Clarke’s Time in Cleveland Saw an Evolution of His Political Views
Clarke’s time in Cleveland proved to lay the groundwork for an evolution in his political views. As a young man, Clarke had been a champion of such classic Constitutional issues as states’ rights. During his time in Cleveland, however, Clarke abandoned this outdated dictum and began to cultivate closer relationships with leading progressives of the period. These included Tom L. Johnson, who was currently serving as the mayor of Cleveland. His friendship with Johnson smoothed over many difficulties that Clarke had had with non-progressive elements in his own party.
A Failed Bid for the Senate Led to an Appointment as a Federal Judge
Clarke made a failed bid for the Senate in 1903. However, his failure to support non-progressive Democratic candidates, including Grover Cleveland, as well as his history as a partner at a pro-railroad legal firm, worked against him and he lost the race. For ten years, he continued with his legal career, while preparing for a second bid for the Senate. However, his prospects as a lawyer were brighter than ever, as an appointment to the judgeship on the U.S. District Court for the Northern District of Ohio soon opened up in 1914. Clarke was tapped to fill the position.
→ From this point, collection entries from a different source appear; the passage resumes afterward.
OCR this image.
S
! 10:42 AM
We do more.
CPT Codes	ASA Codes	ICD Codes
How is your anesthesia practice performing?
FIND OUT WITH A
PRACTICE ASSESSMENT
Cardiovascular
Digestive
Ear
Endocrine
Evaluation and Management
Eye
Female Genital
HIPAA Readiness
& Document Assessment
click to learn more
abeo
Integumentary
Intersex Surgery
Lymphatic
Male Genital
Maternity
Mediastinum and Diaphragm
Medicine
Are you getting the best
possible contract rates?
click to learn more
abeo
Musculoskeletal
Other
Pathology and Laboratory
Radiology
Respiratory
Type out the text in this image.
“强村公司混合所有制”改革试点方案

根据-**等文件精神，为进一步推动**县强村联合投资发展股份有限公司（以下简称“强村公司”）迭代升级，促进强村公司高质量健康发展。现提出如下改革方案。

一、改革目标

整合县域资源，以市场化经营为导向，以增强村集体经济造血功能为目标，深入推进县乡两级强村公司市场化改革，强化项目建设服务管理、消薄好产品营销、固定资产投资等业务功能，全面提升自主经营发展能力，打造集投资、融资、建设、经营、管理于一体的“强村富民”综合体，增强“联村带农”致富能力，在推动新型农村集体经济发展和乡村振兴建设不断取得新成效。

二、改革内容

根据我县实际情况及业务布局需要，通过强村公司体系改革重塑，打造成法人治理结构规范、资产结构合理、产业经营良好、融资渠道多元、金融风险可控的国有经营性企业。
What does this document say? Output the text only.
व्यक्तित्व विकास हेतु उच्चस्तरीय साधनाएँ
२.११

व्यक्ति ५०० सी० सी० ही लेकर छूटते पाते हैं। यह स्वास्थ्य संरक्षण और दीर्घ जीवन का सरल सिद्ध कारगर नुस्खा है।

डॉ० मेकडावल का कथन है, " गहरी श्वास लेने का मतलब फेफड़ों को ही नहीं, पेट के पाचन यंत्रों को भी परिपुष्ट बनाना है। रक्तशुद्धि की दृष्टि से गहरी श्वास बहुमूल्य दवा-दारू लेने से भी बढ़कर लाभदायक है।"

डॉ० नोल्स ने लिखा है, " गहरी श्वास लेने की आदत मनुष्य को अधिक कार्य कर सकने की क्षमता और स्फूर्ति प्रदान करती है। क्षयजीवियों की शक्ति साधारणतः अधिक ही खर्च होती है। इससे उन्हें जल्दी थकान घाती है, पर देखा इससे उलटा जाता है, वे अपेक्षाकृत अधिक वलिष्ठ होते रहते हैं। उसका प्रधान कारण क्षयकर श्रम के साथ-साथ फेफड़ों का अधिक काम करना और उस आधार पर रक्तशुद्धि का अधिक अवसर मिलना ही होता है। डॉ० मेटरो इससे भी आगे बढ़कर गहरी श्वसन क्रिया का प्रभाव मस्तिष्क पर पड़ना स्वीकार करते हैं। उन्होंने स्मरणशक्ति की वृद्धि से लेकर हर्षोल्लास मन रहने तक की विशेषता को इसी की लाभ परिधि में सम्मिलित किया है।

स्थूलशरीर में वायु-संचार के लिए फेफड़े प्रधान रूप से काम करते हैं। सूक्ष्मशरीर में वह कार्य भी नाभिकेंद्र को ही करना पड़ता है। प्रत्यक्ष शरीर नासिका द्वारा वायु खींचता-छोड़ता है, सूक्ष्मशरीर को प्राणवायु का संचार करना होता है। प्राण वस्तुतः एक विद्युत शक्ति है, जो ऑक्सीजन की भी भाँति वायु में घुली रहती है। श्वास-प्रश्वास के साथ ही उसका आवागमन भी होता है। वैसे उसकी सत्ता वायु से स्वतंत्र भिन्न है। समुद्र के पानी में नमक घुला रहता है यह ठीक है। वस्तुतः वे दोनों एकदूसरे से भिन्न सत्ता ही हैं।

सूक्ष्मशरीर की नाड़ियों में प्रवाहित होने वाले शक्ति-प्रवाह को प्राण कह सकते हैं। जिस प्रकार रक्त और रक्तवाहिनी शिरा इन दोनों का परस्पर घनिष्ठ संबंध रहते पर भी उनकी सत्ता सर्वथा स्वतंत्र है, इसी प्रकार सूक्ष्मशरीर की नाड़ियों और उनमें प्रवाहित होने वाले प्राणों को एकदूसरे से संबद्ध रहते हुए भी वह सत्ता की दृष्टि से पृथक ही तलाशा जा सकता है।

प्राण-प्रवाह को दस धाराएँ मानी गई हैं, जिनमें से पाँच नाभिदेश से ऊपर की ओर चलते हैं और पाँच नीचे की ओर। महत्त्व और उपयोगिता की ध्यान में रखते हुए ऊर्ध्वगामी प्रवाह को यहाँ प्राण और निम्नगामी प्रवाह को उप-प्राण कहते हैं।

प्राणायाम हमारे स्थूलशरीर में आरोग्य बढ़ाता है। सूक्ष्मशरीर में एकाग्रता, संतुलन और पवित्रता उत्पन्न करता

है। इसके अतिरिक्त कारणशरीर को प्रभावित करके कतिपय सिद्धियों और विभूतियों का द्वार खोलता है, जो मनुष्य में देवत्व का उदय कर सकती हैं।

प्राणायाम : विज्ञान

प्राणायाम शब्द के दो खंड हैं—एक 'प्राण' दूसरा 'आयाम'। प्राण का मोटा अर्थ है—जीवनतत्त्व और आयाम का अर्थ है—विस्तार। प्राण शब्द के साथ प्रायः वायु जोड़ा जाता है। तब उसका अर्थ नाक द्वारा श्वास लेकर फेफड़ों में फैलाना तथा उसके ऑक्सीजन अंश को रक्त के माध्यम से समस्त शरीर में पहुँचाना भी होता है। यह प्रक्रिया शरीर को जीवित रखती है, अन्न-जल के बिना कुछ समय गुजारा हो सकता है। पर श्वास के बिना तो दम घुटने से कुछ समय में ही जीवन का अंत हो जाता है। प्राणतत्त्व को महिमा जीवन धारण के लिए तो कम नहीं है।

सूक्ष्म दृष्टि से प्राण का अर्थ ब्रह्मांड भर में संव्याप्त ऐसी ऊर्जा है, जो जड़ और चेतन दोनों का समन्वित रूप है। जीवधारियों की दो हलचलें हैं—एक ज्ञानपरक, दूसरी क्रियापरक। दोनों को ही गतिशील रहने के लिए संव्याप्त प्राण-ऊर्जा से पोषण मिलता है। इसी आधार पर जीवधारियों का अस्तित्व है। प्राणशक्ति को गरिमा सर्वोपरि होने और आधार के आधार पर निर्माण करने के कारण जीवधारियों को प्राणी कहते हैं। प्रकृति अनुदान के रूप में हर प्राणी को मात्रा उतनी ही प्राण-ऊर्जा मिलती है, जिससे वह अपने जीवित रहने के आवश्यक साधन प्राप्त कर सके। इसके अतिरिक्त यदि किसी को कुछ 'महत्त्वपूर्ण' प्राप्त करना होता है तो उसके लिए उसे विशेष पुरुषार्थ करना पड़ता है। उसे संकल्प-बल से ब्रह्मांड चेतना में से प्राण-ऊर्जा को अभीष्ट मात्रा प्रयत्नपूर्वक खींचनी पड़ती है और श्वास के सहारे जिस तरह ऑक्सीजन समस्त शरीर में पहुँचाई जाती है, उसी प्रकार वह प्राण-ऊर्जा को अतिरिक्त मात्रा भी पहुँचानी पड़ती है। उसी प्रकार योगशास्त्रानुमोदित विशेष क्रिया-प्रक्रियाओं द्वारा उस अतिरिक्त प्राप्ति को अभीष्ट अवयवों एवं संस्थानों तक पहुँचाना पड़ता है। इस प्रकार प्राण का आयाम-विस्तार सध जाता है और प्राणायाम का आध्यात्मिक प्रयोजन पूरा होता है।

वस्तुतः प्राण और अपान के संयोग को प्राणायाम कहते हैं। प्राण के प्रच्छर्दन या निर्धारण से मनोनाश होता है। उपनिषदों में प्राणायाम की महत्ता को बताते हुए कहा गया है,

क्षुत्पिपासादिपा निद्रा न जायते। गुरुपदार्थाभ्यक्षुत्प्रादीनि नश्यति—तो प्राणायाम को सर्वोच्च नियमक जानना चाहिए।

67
A Special Appointment From President Wilson Led to a Supreme Court Seat
Clarke’s meteoric career reached a new height in 1916. Clarke was tapped by Wilson once more to fill a vacancy on the United States Supreme Court. Although initially reluctant to accept this offer, Clarke finally relented and agreed to take the job. As a result, President Wilson sent his official nomination of Clarke to the Senate on July 14, 1916. Ten days later, Clarke was confirmed in his post as Associate Justice. He continued for six years in this position. As he reached the apex of his legal career, he continued as a strong champion of various progressive causes.
The Tenor of Clarke’s Service Reflected a Commitment to Progressive Causes
The tenor of Clarke’s service on the Supreme Court bench reflected a continuation of his longstanding commitment to progressive causes. Clarke continued to vote against opinions that favored the growth of monopolies in the corporate world. He also championed the imposition of stricter child labor laws. In general, he was an advocate of government regulation of the economy, which he signalized by becoming a major supporter of anti-trust legislation.
Dissatisfaction With the Court Led to an Early Resignation
Unfortunately, Clarke’s time as a Supreme Court Justice proved to be somewhat shorter than expected. Although he remained as an influential and highly respected figure during his time on the bench, he did not enjoy the atmosphere of the court. He disliked having to pause to consider the opinions of others when he wrote his findings. He also suffered severe personal issues with fellow Justice Clark McReynolds, a Republican and conservative with whom Clarke clashed on many occasions. As a result, Clarke turned in his resignation from the Court on September 1, 1922.
Clarke’s Life After Retirement from the Bench Was a Busy One
Although Clarke resigned from the Supreme Court in 1922, this did not signify a slow and dignified fading away from the public eye. Despite suffering from deafness and the onset of old age, Clarke remained active as a champion of progressive causes. He spent many years advocating for the entry of the United States into the League of Nations. Upon his death on March 22, 1945, he was buried at his hometown Lisbon Cemetery in Ohio.